This repository provides a comprehensive implementation of a zero-shot image classification utilizing the CLIP (Contrastive Language-Image Pre-training) architecture. The model is trained on the Flickr30k dataset and is capable of performing image-text matching tasks effectively.
CLIP, developed by OpenAI in 2021, is a sophisticated vision-and-language model designed to bridge the gap between images and their textual descriptions.
To set up the environment, clone the repository and install the necessary packages:
conda create --name clip_training_env
conda activate clip_training_env
pip3 install ipykernel
python3 -m ipykernel install --user --name clip_training_env --display-name clip_training_env
pip3 install -r requirements.txt
This repository uses the Flickr30k dataset for training the model. To download the dataset, execute the following commands:
./download_flickr_dataset.sh
To run the image classification script, use the following command:
python3 ./clip_classification.py
The script will save the trained model weights and visualize image-text pairs.

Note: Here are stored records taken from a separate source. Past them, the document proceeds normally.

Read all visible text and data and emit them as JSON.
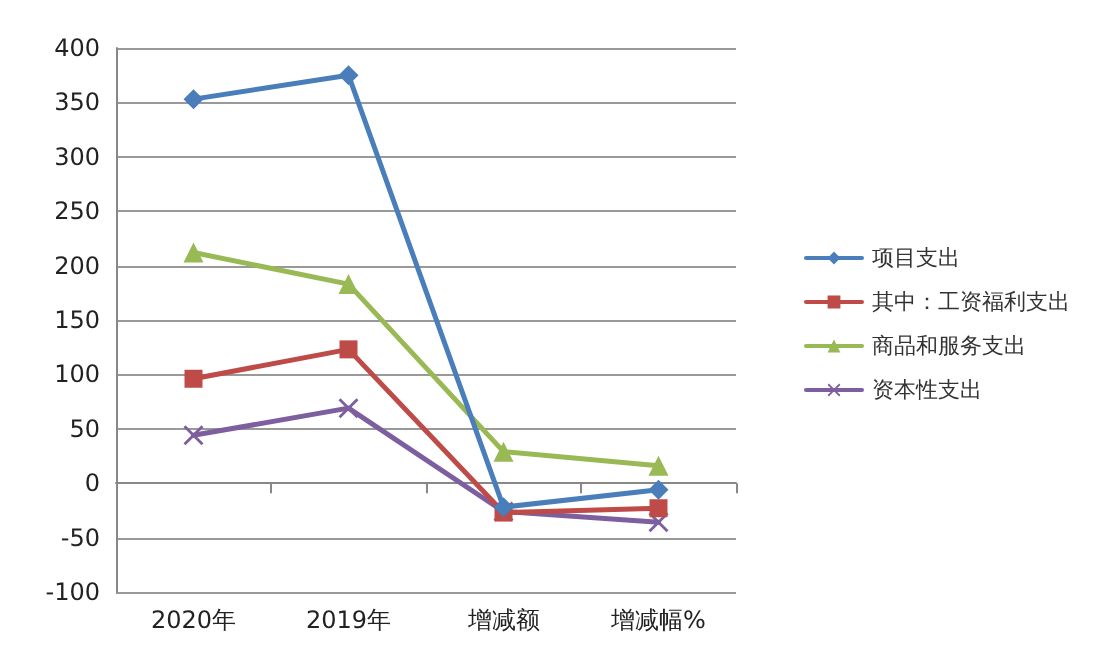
{
  "chart_data": {
    "type": "line",
    "categories": [
      "2020年",
      "2019年",
      "增减额",
      "增减幅%"
    ],
    "series": [
      {
        "name": "项目支出",
        "color": "#4a7ebb",
        "marker": "diamond",
        "values": [
          353,
          375,
          -22,
          -6
        ]
      },
      {
        "name": "其中：工资福利支出",
        "color": "#be4b48",
        "marker": "square",
        "values": [
          96,
          123,
          -27,
          -23
        ]
      },
      {
        "name": "商品和服务支出",
        "color": "#98b954",
        "marker": "triangle",
        "values": [
          212,
          183,
          29,
          16
        ]
      },
      {
        "name": "资本性支出",
        "color": "#7d5fa0",
        "marker": "cross",
        "values": [
          44,
          69,
          -26,
          -36
        ]
      }
    ],
    "ylim": [
      -100,
      400
    ],
    "yticks": [
      -100,
      -50,
      0,
      50,
      100,
      150,
      200,
      250,
      300,
      350,
      400
    ],
    "grid": "y",
    "legend": "right",
    "line_style": "solid"
  }
}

Note: This is a demonstration. For higher accuracy, please customize the training strategy.
The CLIP model architecture includes:
- Image Encoder
- Text Encoder
- Projection heads for both image and text embeddings
The training process involves:
- Data preparation and splitting
- Model initialization
- Training loop with validation
- Saving the best model checkpoint
Post-training, the model performs zero-shot classification on a set of predefined queries.
For further details, please refer to the official CLIP repository: CLIP
This README provides a structured and professional overview of the repository, highlighting the key features, setup instructions, and customization options available for users.